- Abbreviation: PCF
- Leader: Jonathan Davies
- Founder: Jonathan Davies
- Founded: 14 January 2019; 7 years ago
- Headquarters: Mile Lane Penrith Cumbria CA11 0BX
- Membership: 190 (2019)
- Ideology: Localism
- Colours: Blue Green

Website
- www.puttingcumbriafirst.co.uk

= Putting Cumbria First =

Political party in England

Putting Cumbria First (PCF), also known as CumbriaFirst, is a regional political party based in Penrith, Cumbria. It was founded in January 2019 by local businessman Jonathan Davies, with the goal of prioritising the interests of the people of Cumbria over national party politics.

The party currently has no elected representatives.

==Policies==

The party's policies include:
- Increasing funding for schools
- Universal access to 4G networks
- Fully dualling the A66 and A69 roads
- Scrapping the Police and Crime Commissioner for Cumbria
- Increasing front-line police
- Support for a second Scottish Independence Referendum
- Opposition to local government cuts

The party's leader, Jonathan Davies, supports giving city status to the town of Barrow-in-Furness.

Davies also supports a single combined authority and a devolution deal for Cumbria's local government.

==Electoral performance==
The party's leader, Jonathan Davies, had previously stood as an independent candidate for Penrith and the Border in the 2017 General Election. He came last with 0.9% of the vote.
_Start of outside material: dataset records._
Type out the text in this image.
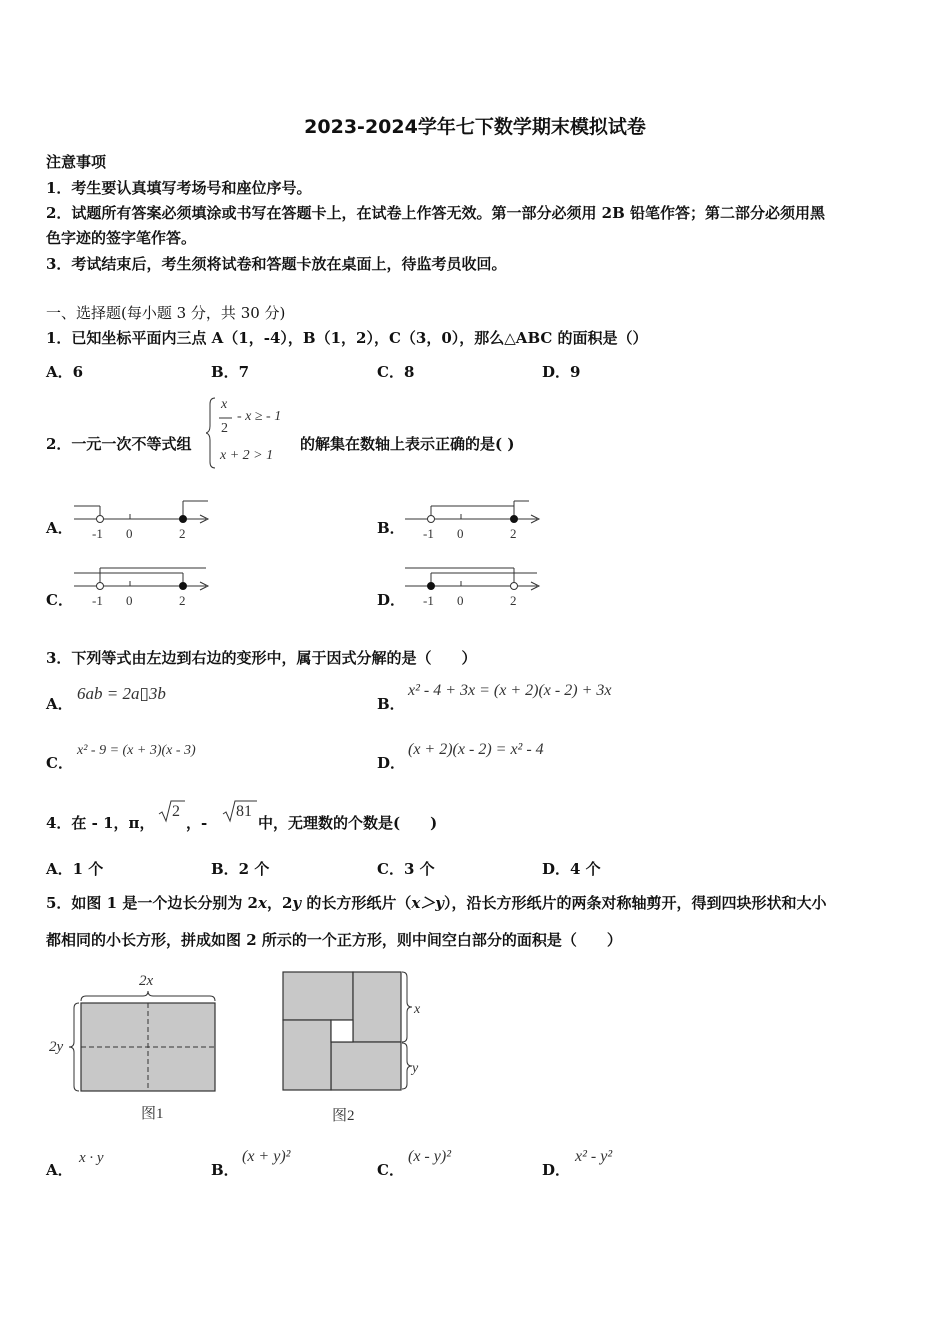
2023-2024学年七下数学期末模拟试卷
注意事项
1．考生要认真填写考场号和座位序号。
2．试题所有答案必须填涂或书写在答题卡上，在试卷上作答无效。第一部分必须用 2B 铅笔作答；第二部分必须用黑
色字迹的签字笔作答。
3．考试结束后，考生须将试卷和答题卡放在桌面上，待监考员收回。
一、选择题(每小题 3 分，共 30 分)
1．已知坐标平面内三点 A（1，-4），B（1，2），C（3，0），那么△ABC 的面积是（）
A．6	B．7	C．8	D．9
2．一元一次不等式组
x
2
- x ≥ - 1
x + 2 > 1
的解集在数轴上表示正确的是( )
A． -1 0	2	B． -1 0	2
C． -1 0	2	D． -1 0	2
3．下列等式由左边到右边的变形中，属于因式分解的是（　　）
A．
6ab = 2a▯3b
B．
x² - 4 + 3x = (x + 2)(x - 2) + 3x
C．
x² - 9 = (x + 3)(x - 3)
D．
(x + 2)(x - 2) = x² - 4
4．在 - 1，π，
2
，-
81
中，无理数的个数是(　　)
A．1 个	B．2 个	C．3 个	D．4 个
5．如图 1 是一个边长分别为 2x，2y 的长方形纸片（x＞y），沿长方形纸片的两条对称轴剪开，得到四块形状和大小
都相同的小长方形，拼成如图 2 所示的一个正方形，则中间空白部分的面积是（　　）
2x
2y
图1
x
y
图2
A．
x · y
B．
(x + y)²
C．
(x - y)²
D．
x² - y²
The party stood three candidates for election to both Eden District Council and Carlisle City Council at the May 2019 local elections. None were successful. The party's first local councillor, Michael Little, was elected to Allerdale District Council at the same election. Five months after being elected, Little defected to the Conservative party, saying he had been impressed by their leadership of the council and was won over by Boris Johnson's commitment to "get Brexit done by October 31". Four months after that, in February 2020, Little rejoined Putting Cumbria First, after announcing and then withdrawing his resignation as a councillor. He described his previous decision to move to the Conservatives as "rash" and said he was "more politically aligned to Putting Cumbria First".

Davies stood as a CumbriaFirst candidate for Penrith and the Border in the 2019 General Election, ultimately coming last with 2.2% of the vote.

In February 2025, Davies contested a by-election in Eamont and Shap ward on Westmorland and Furness Council. He received 6.5% of the vote and was not elected.